Direct brain-to-brain communication is just as ethically fraught. It’s a beautiful, utopian impulse—the sense that if only we could fully see what’s inside one another contentions would cease. Should it prove technically possible, however, the question of privacy becomes all the more salient. In the same way that social media companies must grapple with content moderation, brain devices would need to filter inter-brain communication for harmful, hateful, or violent thoughts. There might even be patterns of problematic neural activity that can be passed between people like computer viruses. Epileptic seizures, for example, can be learned by the brain in a process known as “kindling.” Like arsonists setting fire to a city, malicious actors might seek to inject such maladaptive brain activity in a bid to harm other users.
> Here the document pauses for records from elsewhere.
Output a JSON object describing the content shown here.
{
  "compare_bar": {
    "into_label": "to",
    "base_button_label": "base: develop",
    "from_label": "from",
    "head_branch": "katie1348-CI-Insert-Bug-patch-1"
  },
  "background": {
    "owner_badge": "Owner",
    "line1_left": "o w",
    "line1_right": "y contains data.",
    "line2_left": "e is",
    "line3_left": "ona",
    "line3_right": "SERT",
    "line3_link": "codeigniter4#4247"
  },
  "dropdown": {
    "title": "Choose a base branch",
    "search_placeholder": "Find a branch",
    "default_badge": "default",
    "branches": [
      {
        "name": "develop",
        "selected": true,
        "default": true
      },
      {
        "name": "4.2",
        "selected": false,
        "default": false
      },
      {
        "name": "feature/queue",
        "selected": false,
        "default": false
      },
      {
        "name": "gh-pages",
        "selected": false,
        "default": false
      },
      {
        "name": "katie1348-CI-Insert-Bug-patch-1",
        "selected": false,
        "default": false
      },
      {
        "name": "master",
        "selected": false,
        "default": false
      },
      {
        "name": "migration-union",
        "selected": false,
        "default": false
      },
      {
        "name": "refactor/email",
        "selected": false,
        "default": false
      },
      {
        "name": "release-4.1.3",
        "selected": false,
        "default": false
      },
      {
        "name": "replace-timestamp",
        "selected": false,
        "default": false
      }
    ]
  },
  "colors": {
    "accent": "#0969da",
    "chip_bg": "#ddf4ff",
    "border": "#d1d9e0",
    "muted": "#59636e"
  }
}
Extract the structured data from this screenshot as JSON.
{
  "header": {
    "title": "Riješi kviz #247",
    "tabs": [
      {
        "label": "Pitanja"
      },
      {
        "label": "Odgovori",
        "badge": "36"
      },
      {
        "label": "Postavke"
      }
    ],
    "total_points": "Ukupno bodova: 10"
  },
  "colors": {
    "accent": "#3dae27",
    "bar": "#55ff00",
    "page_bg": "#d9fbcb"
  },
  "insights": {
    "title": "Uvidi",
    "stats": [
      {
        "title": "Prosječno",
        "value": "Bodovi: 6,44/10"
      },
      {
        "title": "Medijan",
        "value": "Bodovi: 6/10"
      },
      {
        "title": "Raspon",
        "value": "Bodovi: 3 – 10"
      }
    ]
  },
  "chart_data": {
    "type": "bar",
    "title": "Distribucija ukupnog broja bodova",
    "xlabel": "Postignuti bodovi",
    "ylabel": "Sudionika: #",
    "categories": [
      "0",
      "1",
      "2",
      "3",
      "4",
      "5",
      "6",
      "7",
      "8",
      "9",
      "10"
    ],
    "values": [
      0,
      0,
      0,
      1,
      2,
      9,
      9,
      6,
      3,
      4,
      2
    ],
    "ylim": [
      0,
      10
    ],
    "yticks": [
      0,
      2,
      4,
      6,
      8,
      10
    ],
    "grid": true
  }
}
The history of technology, the history of humankind, is one of relentlessly extended agency—exerting control over materials, plants, animals, and perhaps, one day, minds. The invention of computers has transmuted that agency to a programmable realm, wherein a hand can control a mouse that is by turns a digital paintbrush, a text cursor, or a drone’s gun sight. While I’m still hopeful about what brain-machine interfaces will be able to do for people with impaired motor function, we should acknowledge where good intentions might be obfuscating a potential ethical catastrophe. We’ve got to reckon with the implications of agency and privacy as they pertain to AI today, before they’re interfaced with our bodies and minds. We’re being promised new avenues of human control, when it is precisely control we’d be ceding in what could be the largest deprivatization of thought since the invention of language.